1. Field of the Invention
The invention relates to particulate material metering, and more particularly, to metering devices and methods wherein the material is fluidized and aerated to an uncompacted state prior to volumetric metering to achieve a high degree of accuracy over a wide range of masses.
2. History of the Prior Art
Most particulate materials are heterogeneous in nature in that they are comprised of both larger particles and more finely divided, powdery particles in an approximately randomly distributed mixture. Because of this random distribution, however, mass of particulate material also has homogeneous aspects in that two randomly selected equal volumes of uncompacted material should include essentially the same mixture of coarser particles and more finely divided material, so that the same mass of material is present in the two volumes. Two major problems occur in volumetrically metering preselected masses of particulate material. First, the material must be placed in a state of uniform compactness so that successive volumetric units metered from a quantity of the material will contain the same mass. Second, the material must be handled prior to volumetric metering in a manner so that the random distribution of coarser and more finely divided material is not disturbed; that is, so that the powdery and granular constituents of the material are not stratified and separated out from one another.
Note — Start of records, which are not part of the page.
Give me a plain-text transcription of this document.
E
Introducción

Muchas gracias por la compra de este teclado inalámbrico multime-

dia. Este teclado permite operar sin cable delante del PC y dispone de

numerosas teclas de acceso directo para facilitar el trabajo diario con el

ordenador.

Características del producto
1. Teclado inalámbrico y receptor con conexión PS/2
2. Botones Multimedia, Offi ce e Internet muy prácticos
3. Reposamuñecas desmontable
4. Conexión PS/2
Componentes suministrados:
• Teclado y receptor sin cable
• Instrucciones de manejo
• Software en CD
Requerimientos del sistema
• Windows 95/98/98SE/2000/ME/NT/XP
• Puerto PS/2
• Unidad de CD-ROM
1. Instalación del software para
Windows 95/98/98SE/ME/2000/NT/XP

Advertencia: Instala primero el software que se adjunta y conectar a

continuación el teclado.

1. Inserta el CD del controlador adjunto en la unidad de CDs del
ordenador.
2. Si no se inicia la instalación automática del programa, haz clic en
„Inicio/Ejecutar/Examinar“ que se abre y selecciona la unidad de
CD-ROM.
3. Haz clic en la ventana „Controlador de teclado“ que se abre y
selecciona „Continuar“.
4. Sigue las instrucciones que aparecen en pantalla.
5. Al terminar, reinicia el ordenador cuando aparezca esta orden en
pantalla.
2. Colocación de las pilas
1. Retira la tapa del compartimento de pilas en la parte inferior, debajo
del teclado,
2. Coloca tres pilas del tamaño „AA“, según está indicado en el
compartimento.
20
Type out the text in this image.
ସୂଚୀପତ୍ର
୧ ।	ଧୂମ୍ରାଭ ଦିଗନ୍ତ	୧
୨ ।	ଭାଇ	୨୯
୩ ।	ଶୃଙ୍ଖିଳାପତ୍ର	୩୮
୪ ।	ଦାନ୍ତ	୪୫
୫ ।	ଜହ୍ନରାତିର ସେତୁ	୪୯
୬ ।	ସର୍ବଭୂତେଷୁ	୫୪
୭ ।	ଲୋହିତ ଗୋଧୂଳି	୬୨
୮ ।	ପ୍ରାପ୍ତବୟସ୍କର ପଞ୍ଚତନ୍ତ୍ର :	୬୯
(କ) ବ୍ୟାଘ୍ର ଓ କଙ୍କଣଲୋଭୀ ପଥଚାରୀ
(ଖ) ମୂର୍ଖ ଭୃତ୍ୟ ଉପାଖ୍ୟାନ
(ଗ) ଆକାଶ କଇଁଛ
Many prior art metering and dispensing devices have employed various frequencies and amplitudes of vibration in order to feed material from a hopper to a dispensing mechanism. However, a major disadvantage of the use of vibration is that, while rendering masses more able to flow it also causes the particulate material, composed of different sized grains, to suffer stratification. That is, the more finely divided material is lost from the upper layers of material to the lower layers resulting in a concentration of the larger particles in the upper layers. Because of the greater bulk density of small particles of a given material than the larger particles, vibration results in cyclical variations in the rate of dispensing from a container loaded by several serially added batches of material.
Other prior art metering and dispensing devices have employed rotating arms which serve either as spinners, for moving material by centrifugal force, or as movable compartments for confining a particular volume of material between adjacent ones of the arms and then dispensing the confined material. While the present system employs a moving distributor blade it is rotated too slowly to generate any appreciable centrifugal force. Rather the blade is used in a unique fashion to fluidize the material and generate a slowly moving mound of material having fixed geometric characteristics from which a predetermined mass of material is metered.
For certain applications, for example, the metering and mixing of microingredients such as growth stimulants, antibiotics, amino acids, trace minerals and vitamins into animal feed, accuracy is very important. One of the most accurate prior art metering instruments is weigh belts wherein material is dispensed onto a movable belt supported by electrical weight sensors. Other relatively accurate prior art instruments include certain low rate feeders wherein material is dispensed into a groove of known volume cut in the surface of a disc. The material is then struck off level with the surface of the disc leaving a known mass of the material within the groove. In these prior art devices, however, a high degree of accuracy is obtainable only over a very small range of values. The system of the present invention is capable of dispensing particulate material with a high degree of accuracy over a wide range of values.